I like to point out a couple things to people who say, "I don't have time to write."

One is, we all have 24 hours a day. What we do with it is pretty much up to us. If you can't find time to write in that period, it's probably not that important to you. That's okay. Life is full of other things to do that you might find more rewarding.

Two, when I worked 9:30 to 6:00 at the lab in Detroit, had a 1 to 1.5 hour commute both ways, with young children, I still found time to write. Not much time. Thirty minutes, maybe an hour. Typically after the kids went to bed at 9:00 or so in the evening. A lot of times I would be so tired or fried that I didn't want to go down to the office and write. But most of the time I would say: Come on, write one page. You can do that in five or ten minutes, then you'll be done. Then I'd go to my office, write a page and it would often turn into two or three or five pages. Because writing energized me. But if it was a struggle, I wrote the one page and called it good.

One page a day for a year is a novel.

THE DEVIL'S PITCHFORK was mostly written during my lunch hour in longhand at the hospital where I used to work. I had other writing projects going on that paid me some extra money and those were my writing priorities in the evening, but I wanted to keep writing novels, so that's when I found time for it.

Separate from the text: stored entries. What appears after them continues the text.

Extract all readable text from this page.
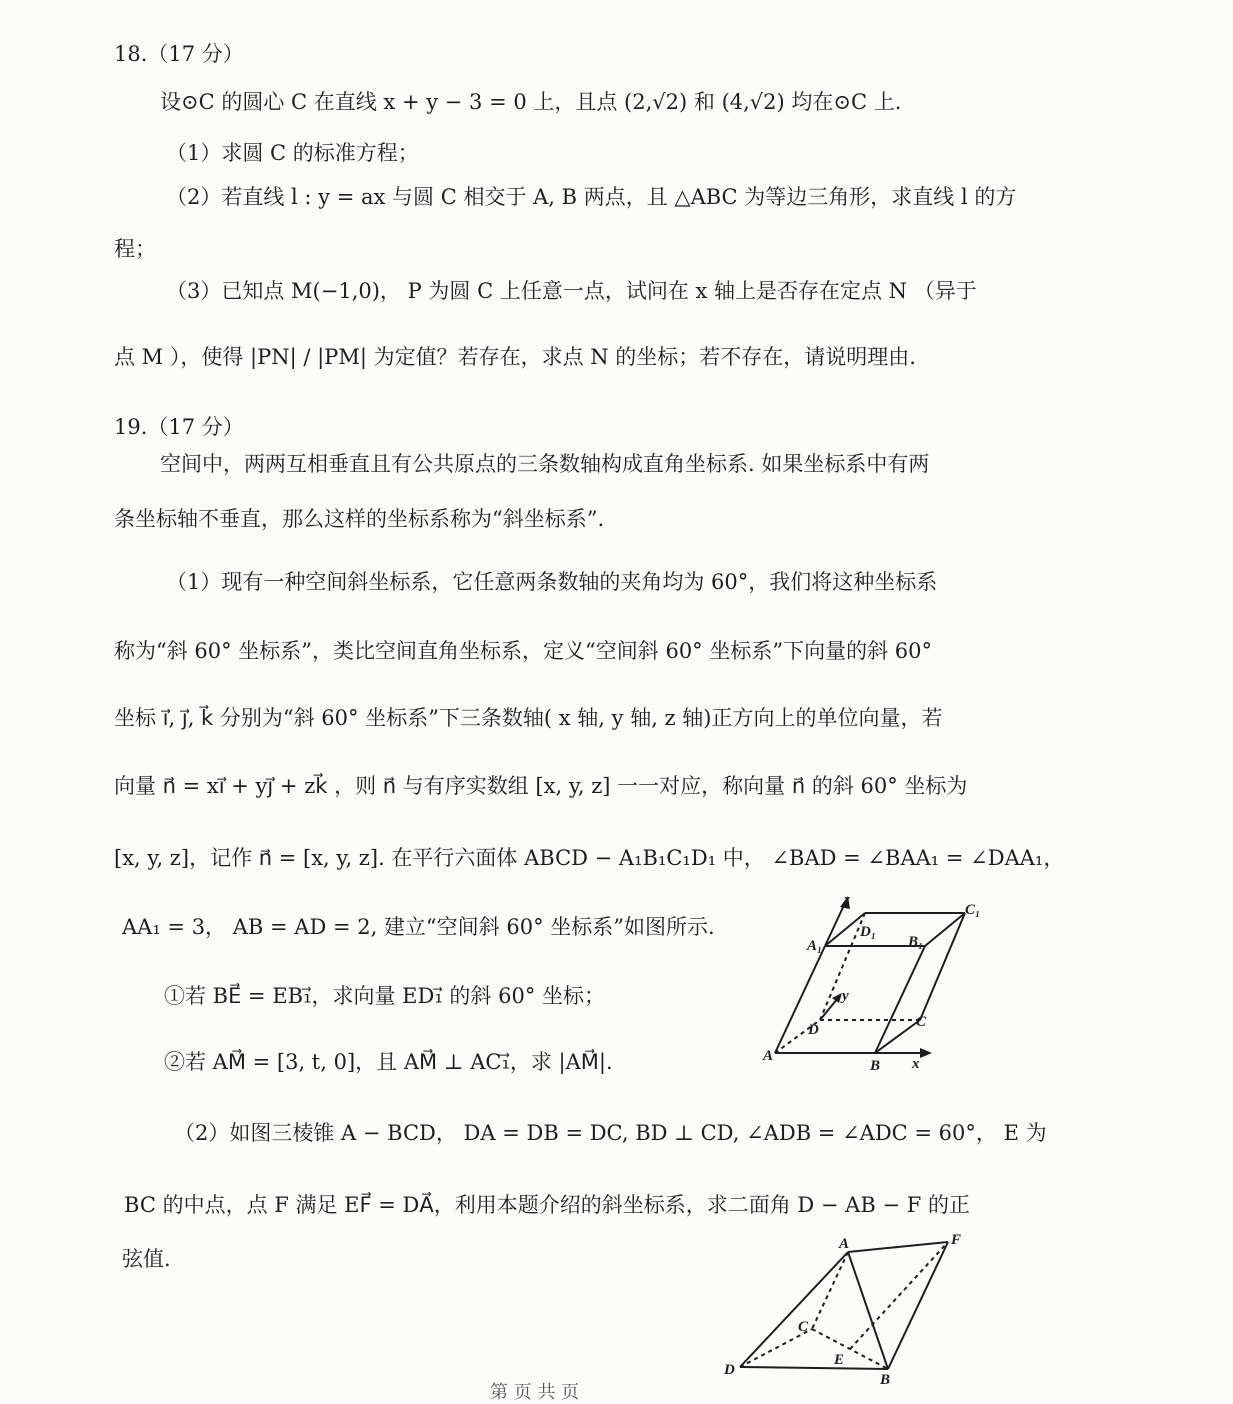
18.（17 分）
设⊙C 的圆心 C 在直线 x + y − 3 = 0 上，且点 (2,√2) 和 (4,√2) 均在⊙C 上.
（1）求圆 C 的标准方程；
（2）若直线 l : y = ax 与圆 C 相交于 A, B 两点，且 △ABC 为等边三角形，求直线 l 的方
程；
（3）已知点 M(−1,0)， P 为圆 C 上任意一点，试问在 x 轴上是否存在定点 N （异于
点 M ），使得 |PN| / |PM| 为定值？若存在，求点 N 的坐标；若不存在，请说明理由.
19.（17 分）
空间中，两两互相垂直且有公共原点的三条数轴构成直角坐标系. 如果坐标系中有两
条坐标轴不垂直，那么这样的坐标系称为“斜坐标系”.
（1）现有一种空间斜坐标系，它任意两条数轴的夹角均为 60°，我们将这种坐标系
称为“斜 60° 坐标系”，类比空间直角坐标系，定义“空间斜 60° 坐标系”下向量的斜 60°
坐标 i⃗, j⃗, k⃗ 分别为“斜 60° 坐标系”下三条数轴( x 轴, y 轴, z 轴)正方向上的单位向量，若
向量 n⃗ = xi⃗ + yj⃗ + zk⃗ ，则 n⃗ 与有序实数组 [x, y, z] 一一对应，称向量 n⃗ 的斜 60° 坐标为
[x, y, z]，记作 n⃗ = [x, y, z]. 在平行六面体 ABCD − A₁B₁C₁D₁ 中， ∠BAD = ∠BAA₁ = ∠DAA₁，
AA₁ = 3， AB = AD = 2, 建立“空间斜 60° 坐标系”如图所示.
①若 BE⃗ = EB₁⃗，求向量 ED₁⃗ 的斜 60° 坐标；
②若 AM⃗ = [3, t, 0]，且 AM⃗ ⊥ AC₁⃗，求 |AM⃗|.
（2）如图三棱锥 A − BCD， DA = DB = DC, BD ⊥ CD, ∠ADB = ∠ADC = 60°， E 为
BC 的中点，点 F 满足 EF⃗ = DA⃗，利用本题介绍的斜坐标系，求二面角 D − AB − F 的正
弦值.
z
A₁
D₁
B₁
C₁
y
D	C
A
B x
A	F
C
E
D
B
第 页 共 页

So, do you HAVE to write every day? No, of course not.

SHOULD you write every day? Well, that's up to you. Priorities and all. But if you have hopes of getting published and maybe even making money doing it, chances are you're going to need to write every day for at least a while. It's like any other skill, whether playing the guitar, painting, cooking or baseball. You might have talent, but it's going to take practice--regular practice--to get good at it.

I do want to confess something, though. Over the years, as I was able to write a novel a year (at least) while still managing to hold down a day job, I was puzzled as to what fulltime novelists did with their time. Like a lot of aspiring novelists, I dreamed of writing novels fulltime (still do) but on my more honest days couldn't quite figure out what they did with their time. Unless you're one really slow-ass writer, it just doesn't take 8 hours a day, five days a week, 50 or so weeks a year to produce a good, clean, publishable 400 page manuscript.

Now I understand that a lot of time and energy goes into promotion, etc., but even then, I have to wonder. I'm a fairly fast writer, but even if I slowed way down, I can't imagine a fulltime writer (except maybe William Styron) only writing a paragraph a day or a page a day when they have all day to do it. Anyway, I'll let you know if I ever get to that point.